Elazığ’dan İstanbul’a seyislik eğitimi almak için geldiniz. Neden mesela yiyecek-içecek işi de değil de seyisliği seçtiniz?
- Zübeyde Yıldırım: Ben 26 yaşındayım. Elazığ İl Tarım Müdürlüğü ve Türkiye Jokey Kulübü’nün ortaklaşa yaptığı projeyi duydum. Yurtdışında yaygın olan fakat Türkiye’de olmayan bir şeyi yapmak istediler. Dünyada lisanslı kadın seyis sayısının fazla olduğunu ve Türkiye’de ise hiç olmadığını söylediler.

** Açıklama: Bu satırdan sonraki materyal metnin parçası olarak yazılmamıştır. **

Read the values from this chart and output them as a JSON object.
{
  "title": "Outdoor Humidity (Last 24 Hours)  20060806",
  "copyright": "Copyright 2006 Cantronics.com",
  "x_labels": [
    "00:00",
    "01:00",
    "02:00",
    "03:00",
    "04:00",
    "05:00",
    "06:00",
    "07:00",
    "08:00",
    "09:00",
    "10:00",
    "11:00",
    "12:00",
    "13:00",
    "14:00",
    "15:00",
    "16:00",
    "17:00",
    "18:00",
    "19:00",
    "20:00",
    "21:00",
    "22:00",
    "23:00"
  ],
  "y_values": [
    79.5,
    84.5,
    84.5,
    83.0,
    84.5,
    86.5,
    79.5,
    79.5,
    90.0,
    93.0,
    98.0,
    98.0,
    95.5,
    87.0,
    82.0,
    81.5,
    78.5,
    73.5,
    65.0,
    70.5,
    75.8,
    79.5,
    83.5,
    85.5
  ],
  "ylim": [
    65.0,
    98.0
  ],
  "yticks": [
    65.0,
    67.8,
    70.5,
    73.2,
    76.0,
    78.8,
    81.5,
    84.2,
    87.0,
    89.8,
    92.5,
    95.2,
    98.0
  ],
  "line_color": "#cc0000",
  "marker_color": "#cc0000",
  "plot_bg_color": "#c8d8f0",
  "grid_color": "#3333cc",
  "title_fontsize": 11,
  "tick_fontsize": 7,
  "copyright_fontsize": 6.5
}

Özel bir meslek oluşu ve ülkemizde ilk kez yapılıyor olması benim çok hoşuma gitti. Hayvanlara karşı büyük bir sevgim var. Böyle olunca hemen projeye katılmak için başvuruda bulundum.
- Ayşegül Kışo: Ben de Zahide’nin dediği gibi Türkiye’de lisanslı kadın seyislerin olmadığını duyduğumda çok heyecanlandım. Bir ilki başaracak olmak bana çok cazip geldi.
- Sibel Zavallıoğlu: Her zaman ilk olan şeyleri yapmayı sevmişimdir. Beden eğitimi öğretmenliği mezunuyum. Elazığ’da at biniciliği kursu açmak istiyorum. Bu işi temelinden öğrenmek istedim. Eğer atlarla birlikte çalışmak istiyorsanız önce seyisliği öğrenmeniz gerekiyor. O yüzden projeye başvurdum ve kabul edildim.
- Zülfiye Çakmak: 37 yaşındayım. Üç çocuk annesiyim. Daha önce kısa süreli olarak çalışmıştım. Ev hanımıyım. Projeyi duyduğumda hemen katılmak istedim. Eşim de katılmamı destekledi.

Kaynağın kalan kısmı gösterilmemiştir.